06 novembro 2004

JÁ QUE O MUNDO É UMA BOLA QUE REBOLA (parte 1)

Earth E NÓS COM ELE, dado não termos asas para voar, até contrariando o sentido em que esta bola roda sem parar, só para mostrar que também somos gente, com personalidade, que não temos que andar no sentido que ele quer. Sempre rodando como uns tolinhos e até nos esquecendo que andamos rodando , em risco de sermos projectados espaço fora, caso o mundo tenha, por exemplo, um soluço, ou se engasge...
Assim pensava Mércio Silveira, solteiro, vivendo só, contabilista de profissão e homem acomodado nas suas rotinas.

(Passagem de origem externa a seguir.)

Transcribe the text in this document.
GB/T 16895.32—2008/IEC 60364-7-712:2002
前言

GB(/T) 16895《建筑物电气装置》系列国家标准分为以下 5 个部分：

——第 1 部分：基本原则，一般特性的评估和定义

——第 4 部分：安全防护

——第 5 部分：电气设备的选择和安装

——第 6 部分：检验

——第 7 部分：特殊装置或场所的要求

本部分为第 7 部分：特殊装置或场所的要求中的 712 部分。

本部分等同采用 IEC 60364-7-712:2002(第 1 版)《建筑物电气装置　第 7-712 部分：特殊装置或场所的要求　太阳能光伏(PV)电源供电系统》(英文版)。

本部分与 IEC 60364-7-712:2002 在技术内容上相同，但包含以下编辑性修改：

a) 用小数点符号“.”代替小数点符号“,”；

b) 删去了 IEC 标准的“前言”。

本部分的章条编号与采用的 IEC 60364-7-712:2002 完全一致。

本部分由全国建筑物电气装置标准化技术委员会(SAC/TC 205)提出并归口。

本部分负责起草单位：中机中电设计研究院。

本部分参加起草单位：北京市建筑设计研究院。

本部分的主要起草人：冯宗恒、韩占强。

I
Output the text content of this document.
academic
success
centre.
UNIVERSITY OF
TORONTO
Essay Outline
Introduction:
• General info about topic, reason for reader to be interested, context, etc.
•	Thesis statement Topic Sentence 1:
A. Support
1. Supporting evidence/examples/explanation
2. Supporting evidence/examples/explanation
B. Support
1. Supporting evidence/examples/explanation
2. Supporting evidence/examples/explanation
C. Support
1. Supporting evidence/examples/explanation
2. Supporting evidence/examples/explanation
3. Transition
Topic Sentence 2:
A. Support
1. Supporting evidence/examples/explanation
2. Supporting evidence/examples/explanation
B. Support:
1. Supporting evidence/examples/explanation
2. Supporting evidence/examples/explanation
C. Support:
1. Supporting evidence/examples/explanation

Pois após aquela pérola de alta filosofia sobre o mundo no espaço,( que lhe levara dias, quiçá semanas de elaboração mental e admite-se fundira alguns neurónios, dos poucos que utilizava), sentença com a qual muitas vezes começava ou terminava as conversas, concluíra que o livre arbítrio não passava de uma treta com que "eles" (nunca soubemos a quem se referia, mas percebia-se que a uma espécie ou elite manipuladora da humanidade) nos queriam enganar, para pensarmos que éramos, de facto gente, concluira ele, não valer a pena fazer ondas, remar contra a corrente ou incomodar-se com o que quer que fosse.
Mais, nem sequer valia a pena desejar coisas, por mais elementares que a nós pareçam.
Segundo Mércio Silveira o homem não é mais do que um animal, que nasce, vive e morre e mais nada. Claro que para viver tem que executar algumas funções vitais como comer, beber, dormir, defecar,...e, óbviamente, ter um trabalho que lhe proporcione meios de sustento! Todas as outras actividades são ilusões criadas e projectadas nas nossas mentes para nos manterem enganados e ele, como homem esperto e precavido, percebera o complot pelo que não entrava nelas.
estava ali, no sua poltrona de orelhas, onde antigamente lia, que para isso ela era adequada, mas os livros haviam sido banidos por ter concluído serem um dos meios viciados. Dizia eu, que ali estava, na sua poltrona de orelhas, a comer pipocas e a olhar a televisão.
Confusos? Porque é que baniu os livros, e a televisão continua no seu quotidiano?
Bom essa parte fica para outro dia.




8 comentários:

Lexis disse...

bem, esse mércio está a precisar de uma rápida visita ao psicólogo... mas provavelmente também esse deve trabalhar para "eles"... fico à espera de saber os mistérios da TV!

TMara disse...

B'dia Lexis ;))
Terás razão. Mas vamos aguadar p/ ver o k se passa na vida de Mércio da Silveira.
K n/ bate bem da "bola" concordo, mas, em grau maior ou menor passa-se o mesmo c/ a maior parte das pessoas. Há mts obsessivos-compulsivos; mts. paranóicos, etc,( a fazer fé nas estatísticas de saúde mental).
Aguardemos o que se irá desvendando e...até onde. Temos k respeitar a privacidade do homem, carago!!!!!

Anónimo disse...

Ora aqui está um "Mércio" que apesar dos seus poucos neurónios é sem dúvida muito esperto...!DE facto ficar ali sentadinho no sofá é a melhor forma de esperar pelo soluço do Mundo que o irá atirar pela janela fora e fazê-lo aterrar na poltrona de um qualquer Ministério...!

A. Durval

TMara disse...

A. Durval. Obrigada pelo comentário, só k....assim n/ vale!!! Estás a roubar o ssuspense!
Bj ;))

TMara disse...

A.Durval - esqueci.me de dizer: AGORA K JÁ APRENDESTE O CAMINHO VOLTA MUUUUUUIIIIIIITAS VEZES.
BJ ;)

Aziluthh disse...

Fico com curiosidade TMara mas quase posso entender a permanência da televisão nesse lupanar da prEguiça. Acho a tua história perfeitamente filosófico no que tem de nhilista. Que resta ao homem moderno? Enveredar pela via das deambulações para ir parar onde tantos outros já pararam e até com brilhantismo ou resumir-se à prossecução do prazer fácil económico e seguro? Gosteiiiiiiii!
Obrigada pelas visitinhas à Aziluth. Deixo o link de uma minha heterónima que gostava conhecesses. (Pelos vistos não sou como o Mércio!)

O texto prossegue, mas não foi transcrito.